A-C (i): DU145, 22Rv1 and LNCap proliferation in the presence of exosomes (20 µg) from DU145 cell line variants; A–C (ii) Response of DU145, 22Rv1 and LNCap cells to docetaxel in the presence of exosomes (20 µg) from DU145 cell line variants; D–E (i): DU145 and LNCap proliferation in the presence of exosomes (20 µg) from 22Rv1 cell line variants; D–E (ii): Response of DU145 and LNCap cells to docetaxel in the presence of exosomes (20 µg) from 22Rv1 cell line variants; F: Western blotting was performed to assess the expression of MDR-1/P-gp in total cellular protein (50 µg) and corresponding exosomes (30 µg) of DU145 and 22Rv1 cell line variants. Results are displayed as n = 3± SEM, where * = p<0.05, ** =  p<0.01, *** = p<0.001 (Student’s t-test).

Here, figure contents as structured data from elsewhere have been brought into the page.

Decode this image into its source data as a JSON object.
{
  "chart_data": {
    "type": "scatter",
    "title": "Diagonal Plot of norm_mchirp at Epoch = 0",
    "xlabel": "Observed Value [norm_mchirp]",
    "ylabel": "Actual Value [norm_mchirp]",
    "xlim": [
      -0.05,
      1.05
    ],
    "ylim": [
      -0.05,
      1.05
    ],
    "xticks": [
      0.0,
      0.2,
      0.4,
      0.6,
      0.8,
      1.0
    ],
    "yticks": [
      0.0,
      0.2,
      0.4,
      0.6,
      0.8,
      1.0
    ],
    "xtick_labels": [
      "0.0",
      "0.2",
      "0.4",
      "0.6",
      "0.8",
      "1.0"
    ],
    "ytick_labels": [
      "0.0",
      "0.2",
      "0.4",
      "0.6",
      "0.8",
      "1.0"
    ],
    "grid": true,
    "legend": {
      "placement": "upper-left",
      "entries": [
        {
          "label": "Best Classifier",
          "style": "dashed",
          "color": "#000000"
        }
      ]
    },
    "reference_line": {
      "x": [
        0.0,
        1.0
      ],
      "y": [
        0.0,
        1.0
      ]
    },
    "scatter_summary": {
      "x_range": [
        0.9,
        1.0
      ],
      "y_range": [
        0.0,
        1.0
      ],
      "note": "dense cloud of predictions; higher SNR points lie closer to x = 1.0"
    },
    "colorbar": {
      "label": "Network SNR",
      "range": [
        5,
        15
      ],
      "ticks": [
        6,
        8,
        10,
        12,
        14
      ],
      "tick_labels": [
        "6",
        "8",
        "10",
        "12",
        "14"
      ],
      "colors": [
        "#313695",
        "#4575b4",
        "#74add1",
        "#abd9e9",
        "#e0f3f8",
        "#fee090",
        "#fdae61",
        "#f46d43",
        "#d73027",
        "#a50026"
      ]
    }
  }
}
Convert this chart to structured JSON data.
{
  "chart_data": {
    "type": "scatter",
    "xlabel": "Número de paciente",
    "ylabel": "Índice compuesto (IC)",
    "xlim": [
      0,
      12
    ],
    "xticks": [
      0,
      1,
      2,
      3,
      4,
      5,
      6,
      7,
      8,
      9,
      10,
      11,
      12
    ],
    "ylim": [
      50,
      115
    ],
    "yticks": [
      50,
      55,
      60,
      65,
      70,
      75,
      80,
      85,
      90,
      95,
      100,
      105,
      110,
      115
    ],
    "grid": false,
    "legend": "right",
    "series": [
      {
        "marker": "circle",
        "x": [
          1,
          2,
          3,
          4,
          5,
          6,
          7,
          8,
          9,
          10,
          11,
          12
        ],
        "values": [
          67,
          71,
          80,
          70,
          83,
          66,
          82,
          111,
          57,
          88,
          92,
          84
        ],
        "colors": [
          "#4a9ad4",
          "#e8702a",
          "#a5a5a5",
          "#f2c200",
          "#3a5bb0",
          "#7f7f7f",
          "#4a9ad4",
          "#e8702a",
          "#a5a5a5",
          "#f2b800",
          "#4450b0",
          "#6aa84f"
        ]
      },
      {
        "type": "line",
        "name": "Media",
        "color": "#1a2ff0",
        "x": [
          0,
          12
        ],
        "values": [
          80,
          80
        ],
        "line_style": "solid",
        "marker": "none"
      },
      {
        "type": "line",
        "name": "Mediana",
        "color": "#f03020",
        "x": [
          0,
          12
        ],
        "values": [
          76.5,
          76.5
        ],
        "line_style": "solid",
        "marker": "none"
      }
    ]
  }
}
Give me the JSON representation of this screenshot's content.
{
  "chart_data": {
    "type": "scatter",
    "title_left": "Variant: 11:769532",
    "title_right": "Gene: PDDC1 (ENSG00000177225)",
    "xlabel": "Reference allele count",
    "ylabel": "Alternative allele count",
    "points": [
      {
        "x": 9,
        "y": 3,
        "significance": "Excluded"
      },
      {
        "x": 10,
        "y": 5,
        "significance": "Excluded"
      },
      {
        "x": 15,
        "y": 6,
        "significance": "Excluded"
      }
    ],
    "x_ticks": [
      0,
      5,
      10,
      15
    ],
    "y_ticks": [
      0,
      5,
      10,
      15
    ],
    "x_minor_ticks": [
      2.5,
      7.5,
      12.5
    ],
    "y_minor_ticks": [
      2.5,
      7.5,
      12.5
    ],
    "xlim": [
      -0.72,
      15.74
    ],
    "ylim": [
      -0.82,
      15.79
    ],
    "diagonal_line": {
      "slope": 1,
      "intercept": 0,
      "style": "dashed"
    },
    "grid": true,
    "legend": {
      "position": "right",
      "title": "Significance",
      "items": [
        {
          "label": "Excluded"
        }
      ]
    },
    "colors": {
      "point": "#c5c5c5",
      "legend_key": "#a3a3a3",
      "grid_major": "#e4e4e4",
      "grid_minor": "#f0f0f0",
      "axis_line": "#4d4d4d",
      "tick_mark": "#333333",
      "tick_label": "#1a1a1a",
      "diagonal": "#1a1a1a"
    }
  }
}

Figure 7. Isolation of exosomes from serum and assessment of affects on cells. A:

Western blotting was performed to assess the expression of common exosomes markers in 30 µg exosomes isolated from sera of docetaxel-naïve patients (patient #1–6) and age-matched healthy controls (control #1–6). B: DU145 invasion in the presence of exosomes from docetaxel-naïve patients and aged-matched healthy controls (25 µg), with representative invasion image displayed. C: 22Rv1 proliferation in the presence of exosomes from treatment-naïve patients and age-matched healthy controls (25 µg). Results are displayed as n = 6± SEM, where ** = p<0.01, *** = p<0.001 (Student’s t-test). D: Response, to docetaxel, of 22Rv1 and DU145 cells in the presence of serum-derived exosomes from patients with elevated PSA levels (n = 2; Patients A & B) and in the presence of exosomes from patients with decreased PSA levels (n = 6; Patients C–H).